Specifically (***spoilers***), our new fighter (played by guest star Josh), rushed in to the boss’s chamber and grappled him. I ruled that because of that, players who started in range of the boss’s gaze attack didn’t have to make their save. Maybe, per a strict reading of the rules, there should have been some other step before that should have been mechanically possible, but I couldn’t be bothered to look up and parse the details of the grappling rules in the moment.

In any case, this episode shows the incredible value of negotiation with monsters. It’s becoming a thing: episode 10 featured the same thing. Sometimes not killing monsters, even when you can without any risk of serious resource depletion, is worth the effort.

NOTE: when you are running a cult prophet, be sure to look at the writeup of their signature weapon in the appendix. It has stuff it can do that’s not listed in the prophet’s statblock.

Pics:

Episode 9: Fighting Gargoyles for 45 Minutes

We fight gargoyles for 45 minutes. That’s all this episode is. However, it does showcase the lovely abuse potential of the heallock build.

I’m not the expert on the build; so I’ll just talk about what it does and, generally, how.

The Heallock

It’s a warlock / cleric multiclass build.

Tim is playing Gallidon, a half-elf, level 4 at the moment, evenly split between cleric and warlock.
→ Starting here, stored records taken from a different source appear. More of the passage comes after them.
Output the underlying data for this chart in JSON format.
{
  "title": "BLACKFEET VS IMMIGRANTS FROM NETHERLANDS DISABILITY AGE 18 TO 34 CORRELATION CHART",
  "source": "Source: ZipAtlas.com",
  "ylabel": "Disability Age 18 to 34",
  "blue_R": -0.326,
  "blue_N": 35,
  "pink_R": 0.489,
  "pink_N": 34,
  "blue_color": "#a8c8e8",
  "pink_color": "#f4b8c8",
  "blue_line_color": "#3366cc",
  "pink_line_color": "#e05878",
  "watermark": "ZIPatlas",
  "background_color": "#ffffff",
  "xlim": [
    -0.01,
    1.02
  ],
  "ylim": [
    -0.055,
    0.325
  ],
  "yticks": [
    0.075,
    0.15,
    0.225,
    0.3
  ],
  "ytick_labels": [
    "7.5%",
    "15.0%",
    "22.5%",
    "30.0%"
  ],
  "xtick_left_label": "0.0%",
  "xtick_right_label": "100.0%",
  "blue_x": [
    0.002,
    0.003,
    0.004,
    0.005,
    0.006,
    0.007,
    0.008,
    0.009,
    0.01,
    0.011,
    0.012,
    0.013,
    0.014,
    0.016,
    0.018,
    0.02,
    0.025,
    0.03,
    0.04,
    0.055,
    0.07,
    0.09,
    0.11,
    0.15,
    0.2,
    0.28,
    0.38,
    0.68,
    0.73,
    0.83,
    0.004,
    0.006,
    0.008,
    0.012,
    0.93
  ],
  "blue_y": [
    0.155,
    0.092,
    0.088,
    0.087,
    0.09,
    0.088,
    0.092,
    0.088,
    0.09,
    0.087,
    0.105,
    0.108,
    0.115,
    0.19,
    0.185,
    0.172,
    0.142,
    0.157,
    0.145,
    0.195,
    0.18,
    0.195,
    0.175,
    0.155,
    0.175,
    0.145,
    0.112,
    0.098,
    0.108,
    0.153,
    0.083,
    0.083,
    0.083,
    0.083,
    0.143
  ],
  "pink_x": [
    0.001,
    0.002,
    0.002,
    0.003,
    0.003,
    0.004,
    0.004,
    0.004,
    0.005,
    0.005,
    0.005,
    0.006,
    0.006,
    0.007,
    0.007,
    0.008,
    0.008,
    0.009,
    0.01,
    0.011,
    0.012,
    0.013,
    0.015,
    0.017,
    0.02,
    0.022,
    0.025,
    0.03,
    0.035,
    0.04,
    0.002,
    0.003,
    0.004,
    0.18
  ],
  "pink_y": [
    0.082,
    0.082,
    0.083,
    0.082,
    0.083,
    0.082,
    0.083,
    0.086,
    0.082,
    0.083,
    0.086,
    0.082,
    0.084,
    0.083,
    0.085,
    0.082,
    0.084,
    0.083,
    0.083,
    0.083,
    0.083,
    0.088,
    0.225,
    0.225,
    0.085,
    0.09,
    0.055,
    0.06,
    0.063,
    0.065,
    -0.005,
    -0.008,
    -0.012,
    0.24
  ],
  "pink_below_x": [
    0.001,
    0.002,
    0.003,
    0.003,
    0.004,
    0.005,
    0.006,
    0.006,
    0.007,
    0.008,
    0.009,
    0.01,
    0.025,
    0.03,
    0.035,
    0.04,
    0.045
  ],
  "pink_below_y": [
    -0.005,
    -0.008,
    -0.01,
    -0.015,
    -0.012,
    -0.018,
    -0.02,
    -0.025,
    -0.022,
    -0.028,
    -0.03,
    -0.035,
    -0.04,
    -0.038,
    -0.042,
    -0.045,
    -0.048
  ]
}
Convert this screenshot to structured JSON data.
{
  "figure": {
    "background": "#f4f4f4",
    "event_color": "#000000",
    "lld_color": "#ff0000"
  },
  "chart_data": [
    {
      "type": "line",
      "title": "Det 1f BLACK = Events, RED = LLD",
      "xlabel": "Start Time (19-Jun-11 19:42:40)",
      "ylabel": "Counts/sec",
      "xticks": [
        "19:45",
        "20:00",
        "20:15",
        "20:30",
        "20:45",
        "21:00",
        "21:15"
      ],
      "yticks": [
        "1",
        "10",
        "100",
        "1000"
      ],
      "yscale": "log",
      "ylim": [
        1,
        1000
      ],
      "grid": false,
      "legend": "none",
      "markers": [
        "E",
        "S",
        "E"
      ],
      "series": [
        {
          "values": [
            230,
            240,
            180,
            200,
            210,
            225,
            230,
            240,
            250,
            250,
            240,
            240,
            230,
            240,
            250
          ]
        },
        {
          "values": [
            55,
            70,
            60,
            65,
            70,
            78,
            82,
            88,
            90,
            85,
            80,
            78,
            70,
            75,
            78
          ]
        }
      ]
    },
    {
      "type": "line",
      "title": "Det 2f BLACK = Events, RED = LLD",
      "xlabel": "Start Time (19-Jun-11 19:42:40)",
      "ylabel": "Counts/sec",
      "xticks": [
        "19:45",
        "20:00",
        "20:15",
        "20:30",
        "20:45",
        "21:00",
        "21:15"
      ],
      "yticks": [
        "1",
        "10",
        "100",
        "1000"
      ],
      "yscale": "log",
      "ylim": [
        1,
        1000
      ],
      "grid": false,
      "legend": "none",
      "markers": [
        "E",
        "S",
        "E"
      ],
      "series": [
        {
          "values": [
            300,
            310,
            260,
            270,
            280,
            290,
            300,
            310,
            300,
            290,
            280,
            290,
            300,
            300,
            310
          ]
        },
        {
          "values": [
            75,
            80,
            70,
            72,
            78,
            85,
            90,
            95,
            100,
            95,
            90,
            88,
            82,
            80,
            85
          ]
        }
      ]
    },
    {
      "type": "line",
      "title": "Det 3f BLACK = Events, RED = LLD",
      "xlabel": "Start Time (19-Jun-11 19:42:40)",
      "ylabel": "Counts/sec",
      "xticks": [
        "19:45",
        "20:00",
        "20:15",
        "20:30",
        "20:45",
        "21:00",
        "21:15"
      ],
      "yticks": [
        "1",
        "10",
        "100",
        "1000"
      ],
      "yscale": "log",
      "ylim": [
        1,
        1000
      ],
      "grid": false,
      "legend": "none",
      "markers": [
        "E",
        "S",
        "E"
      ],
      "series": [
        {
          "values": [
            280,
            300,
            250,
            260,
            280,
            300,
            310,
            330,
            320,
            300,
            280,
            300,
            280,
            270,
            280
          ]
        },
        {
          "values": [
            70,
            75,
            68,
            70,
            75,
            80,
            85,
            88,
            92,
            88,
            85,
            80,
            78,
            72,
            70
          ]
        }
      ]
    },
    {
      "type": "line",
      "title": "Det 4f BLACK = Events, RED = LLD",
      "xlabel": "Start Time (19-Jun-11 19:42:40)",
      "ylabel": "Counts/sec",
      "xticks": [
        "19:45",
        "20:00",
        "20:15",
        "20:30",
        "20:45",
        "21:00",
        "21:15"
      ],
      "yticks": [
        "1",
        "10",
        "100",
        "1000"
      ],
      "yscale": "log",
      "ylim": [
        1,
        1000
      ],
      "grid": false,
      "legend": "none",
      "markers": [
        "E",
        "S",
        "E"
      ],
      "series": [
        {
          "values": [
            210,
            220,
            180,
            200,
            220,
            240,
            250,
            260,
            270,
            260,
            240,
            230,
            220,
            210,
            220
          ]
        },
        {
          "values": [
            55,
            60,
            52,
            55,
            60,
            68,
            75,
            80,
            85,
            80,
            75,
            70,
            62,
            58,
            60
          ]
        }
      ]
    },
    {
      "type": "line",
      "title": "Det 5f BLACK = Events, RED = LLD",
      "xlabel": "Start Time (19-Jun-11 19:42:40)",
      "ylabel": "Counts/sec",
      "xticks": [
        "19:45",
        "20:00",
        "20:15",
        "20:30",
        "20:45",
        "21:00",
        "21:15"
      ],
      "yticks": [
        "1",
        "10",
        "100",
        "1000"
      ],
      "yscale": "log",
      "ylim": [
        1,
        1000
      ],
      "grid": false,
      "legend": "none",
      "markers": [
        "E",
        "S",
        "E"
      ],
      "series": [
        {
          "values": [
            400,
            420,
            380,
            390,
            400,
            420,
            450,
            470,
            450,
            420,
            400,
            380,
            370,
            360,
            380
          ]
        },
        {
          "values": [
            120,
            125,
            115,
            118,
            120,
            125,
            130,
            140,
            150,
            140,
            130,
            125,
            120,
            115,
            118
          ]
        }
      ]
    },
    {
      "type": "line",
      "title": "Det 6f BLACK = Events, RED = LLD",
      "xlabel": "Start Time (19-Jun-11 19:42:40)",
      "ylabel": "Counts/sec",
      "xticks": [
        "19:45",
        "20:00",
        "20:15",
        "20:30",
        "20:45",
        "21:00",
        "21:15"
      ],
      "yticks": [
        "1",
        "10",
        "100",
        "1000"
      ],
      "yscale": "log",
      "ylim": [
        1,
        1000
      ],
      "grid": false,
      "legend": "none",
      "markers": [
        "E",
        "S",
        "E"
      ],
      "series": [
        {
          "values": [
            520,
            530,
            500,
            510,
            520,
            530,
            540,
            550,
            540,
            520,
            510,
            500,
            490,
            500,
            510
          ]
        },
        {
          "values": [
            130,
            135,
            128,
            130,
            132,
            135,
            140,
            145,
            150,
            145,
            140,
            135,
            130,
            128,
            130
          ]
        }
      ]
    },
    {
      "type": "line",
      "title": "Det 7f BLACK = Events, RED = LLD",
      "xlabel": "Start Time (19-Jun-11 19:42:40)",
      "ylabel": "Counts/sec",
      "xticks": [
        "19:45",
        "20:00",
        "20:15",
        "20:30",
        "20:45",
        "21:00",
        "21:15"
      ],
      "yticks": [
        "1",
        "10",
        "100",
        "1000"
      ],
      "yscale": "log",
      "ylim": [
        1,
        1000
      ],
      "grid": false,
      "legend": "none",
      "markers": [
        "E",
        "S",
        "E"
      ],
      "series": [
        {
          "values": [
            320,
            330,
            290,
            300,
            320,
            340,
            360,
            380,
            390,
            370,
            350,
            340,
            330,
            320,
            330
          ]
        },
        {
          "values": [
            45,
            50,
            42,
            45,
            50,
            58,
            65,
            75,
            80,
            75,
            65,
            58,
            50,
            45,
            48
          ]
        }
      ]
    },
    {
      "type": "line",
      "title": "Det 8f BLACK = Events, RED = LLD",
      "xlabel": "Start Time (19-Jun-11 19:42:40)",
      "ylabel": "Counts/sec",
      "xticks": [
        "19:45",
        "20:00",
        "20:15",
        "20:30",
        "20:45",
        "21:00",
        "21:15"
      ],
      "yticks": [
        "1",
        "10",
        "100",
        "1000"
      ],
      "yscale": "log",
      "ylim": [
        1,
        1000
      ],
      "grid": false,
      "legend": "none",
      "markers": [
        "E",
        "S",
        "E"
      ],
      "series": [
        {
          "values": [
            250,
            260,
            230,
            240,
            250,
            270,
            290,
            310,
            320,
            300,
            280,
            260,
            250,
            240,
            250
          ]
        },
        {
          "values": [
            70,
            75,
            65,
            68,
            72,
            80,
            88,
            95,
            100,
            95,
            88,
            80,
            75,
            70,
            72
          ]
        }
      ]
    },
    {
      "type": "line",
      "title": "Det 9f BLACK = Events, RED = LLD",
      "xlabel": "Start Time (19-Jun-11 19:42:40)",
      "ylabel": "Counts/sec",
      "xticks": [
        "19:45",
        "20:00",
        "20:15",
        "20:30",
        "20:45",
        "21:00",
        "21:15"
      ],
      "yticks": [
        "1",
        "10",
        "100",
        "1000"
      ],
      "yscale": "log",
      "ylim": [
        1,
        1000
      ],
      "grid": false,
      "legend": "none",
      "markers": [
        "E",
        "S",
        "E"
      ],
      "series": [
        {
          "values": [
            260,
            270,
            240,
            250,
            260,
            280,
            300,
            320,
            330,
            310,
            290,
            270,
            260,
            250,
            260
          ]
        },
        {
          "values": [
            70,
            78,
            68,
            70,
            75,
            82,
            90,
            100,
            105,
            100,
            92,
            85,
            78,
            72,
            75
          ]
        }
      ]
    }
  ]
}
Not sure about domain or pact.

Here’s the point, though:

  • Your warlock spell slots refresh each short rest. 
  • You can use your short-rest-refreshing slots to cast any spell you know
  • Including cleric spells
  • Which means you’re a never-ending healing battery and never run out of heal spells
In the episode you can see this at work. There happens to be, at this point in the module, little threat of wandering monsters, which means short rests are readily available. 
After the first fight with the gargoyles, the party retreats and rests and can heal up without expending any HD. After the second fight, the same. 
A bit situational, but pretty powerful, and that’s just one feature of the build. There may be others, but I don’t delve too deeply into that part of the game.